Speaking at the IA Watch compliance conference in Washington March 25, Di Florio–who’s been on the job for two months–said that OCIE is embracing SEC Chairman Mary Schapiro’s call for collaboration among all SEC divisions, and that OCIE is “taking a fresh look” at its strategy, structure, and exam process. OCIE, Di Florio said, also continues to hire people with varying skills sets and is taking a “strategic approach to exams” by better understanding the firms it examines. He said that conflicts of interest and insider trading continue to be a “big focus” for OCIE, adding that another big focus is the retailization of complex products like leveraged ETFs, hedge funds, and products to seniors.

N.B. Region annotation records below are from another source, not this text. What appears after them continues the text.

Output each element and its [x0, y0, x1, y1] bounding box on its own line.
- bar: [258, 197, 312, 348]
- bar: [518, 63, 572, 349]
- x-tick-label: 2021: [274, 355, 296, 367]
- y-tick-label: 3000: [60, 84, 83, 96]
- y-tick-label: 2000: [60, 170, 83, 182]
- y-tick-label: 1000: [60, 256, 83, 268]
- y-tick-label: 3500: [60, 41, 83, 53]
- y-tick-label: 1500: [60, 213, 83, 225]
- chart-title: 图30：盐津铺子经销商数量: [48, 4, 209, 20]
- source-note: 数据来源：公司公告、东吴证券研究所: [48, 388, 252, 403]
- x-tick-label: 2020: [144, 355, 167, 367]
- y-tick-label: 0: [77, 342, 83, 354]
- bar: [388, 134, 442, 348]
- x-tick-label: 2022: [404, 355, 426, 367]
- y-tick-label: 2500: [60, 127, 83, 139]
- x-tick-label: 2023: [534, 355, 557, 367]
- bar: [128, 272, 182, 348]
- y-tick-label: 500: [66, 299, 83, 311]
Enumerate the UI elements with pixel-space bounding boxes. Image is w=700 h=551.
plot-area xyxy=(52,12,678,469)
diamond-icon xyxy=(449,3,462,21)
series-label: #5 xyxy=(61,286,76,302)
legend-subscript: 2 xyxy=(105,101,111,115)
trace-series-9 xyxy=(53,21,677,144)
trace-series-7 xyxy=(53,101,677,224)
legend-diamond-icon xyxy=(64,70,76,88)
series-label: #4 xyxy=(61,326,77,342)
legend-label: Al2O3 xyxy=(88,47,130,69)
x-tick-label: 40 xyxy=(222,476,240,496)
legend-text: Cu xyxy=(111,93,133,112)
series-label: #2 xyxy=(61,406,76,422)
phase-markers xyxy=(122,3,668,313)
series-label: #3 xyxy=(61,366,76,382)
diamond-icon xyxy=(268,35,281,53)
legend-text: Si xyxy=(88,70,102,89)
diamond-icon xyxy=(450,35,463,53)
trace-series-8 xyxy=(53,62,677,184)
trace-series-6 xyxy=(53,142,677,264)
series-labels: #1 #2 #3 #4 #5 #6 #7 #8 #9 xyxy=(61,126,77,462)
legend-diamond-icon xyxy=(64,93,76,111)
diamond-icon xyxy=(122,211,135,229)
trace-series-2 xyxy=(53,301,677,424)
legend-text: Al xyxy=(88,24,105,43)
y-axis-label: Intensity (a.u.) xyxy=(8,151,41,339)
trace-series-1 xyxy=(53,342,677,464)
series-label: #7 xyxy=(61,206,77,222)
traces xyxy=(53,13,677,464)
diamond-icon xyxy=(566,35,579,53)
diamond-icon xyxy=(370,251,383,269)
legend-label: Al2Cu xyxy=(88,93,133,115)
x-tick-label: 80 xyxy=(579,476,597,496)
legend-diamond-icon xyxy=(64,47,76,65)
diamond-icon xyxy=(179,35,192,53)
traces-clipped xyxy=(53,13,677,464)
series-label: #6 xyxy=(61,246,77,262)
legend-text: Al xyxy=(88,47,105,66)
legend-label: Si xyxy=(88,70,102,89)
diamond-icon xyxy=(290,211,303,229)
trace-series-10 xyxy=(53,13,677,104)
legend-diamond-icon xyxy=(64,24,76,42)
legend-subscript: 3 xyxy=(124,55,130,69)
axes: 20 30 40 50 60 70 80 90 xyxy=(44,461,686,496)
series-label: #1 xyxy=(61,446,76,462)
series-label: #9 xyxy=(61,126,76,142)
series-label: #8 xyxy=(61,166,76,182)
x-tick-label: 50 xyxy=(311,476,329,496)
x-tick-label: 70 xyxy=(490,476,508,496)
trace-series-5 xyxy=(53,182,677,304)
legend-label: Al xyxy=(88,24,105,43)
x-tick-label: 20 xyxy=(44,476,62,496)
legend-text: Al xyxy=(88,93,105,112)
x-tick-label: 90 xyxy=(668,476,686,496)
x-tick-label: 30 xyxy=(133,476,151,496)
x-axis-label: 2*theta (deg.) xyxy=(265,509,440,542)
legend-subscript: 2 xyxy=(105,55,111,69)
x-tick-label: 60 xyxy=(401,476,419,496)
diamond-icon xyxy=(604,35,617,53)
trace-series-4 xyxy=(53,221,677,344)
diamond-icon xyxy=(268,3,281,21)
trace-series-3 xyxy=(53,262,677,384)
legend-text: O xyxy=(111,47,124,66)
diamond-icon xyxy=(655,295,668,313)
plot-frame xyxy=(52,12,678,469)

Meanwhile, Andrew “Buddy” Donohue, director of the SEC’s Office of Investment Management, said at the conference that the harmonization of the rules for investment advisors and broker/dealers is an “important area” to resolve. However, he noted that finding a solution is challenging because “there isn’t a collective view” among Schapiro and the SEC commissioners “on how to handle this issue.” The House and Senate financial reform bills make the task even harder because while the House bill proposes that brokers adhere to a fiduciary duty, the Senate bill “kicks the can down the road,” Donohue said, by asking the SEC to perform another study of broker and advisor obligations.

Donohue also questioned whether provisions in the House and Senate bills that raise the assets threshold for federal regulation of investment advisors from $25 million to $100 million is a good idea. Raising the assets threshold would shift “well over 4,000 advisors from SEC to state regulation,” he said, adding that he questioned whether there are “adequate resources at the state level” to handle this.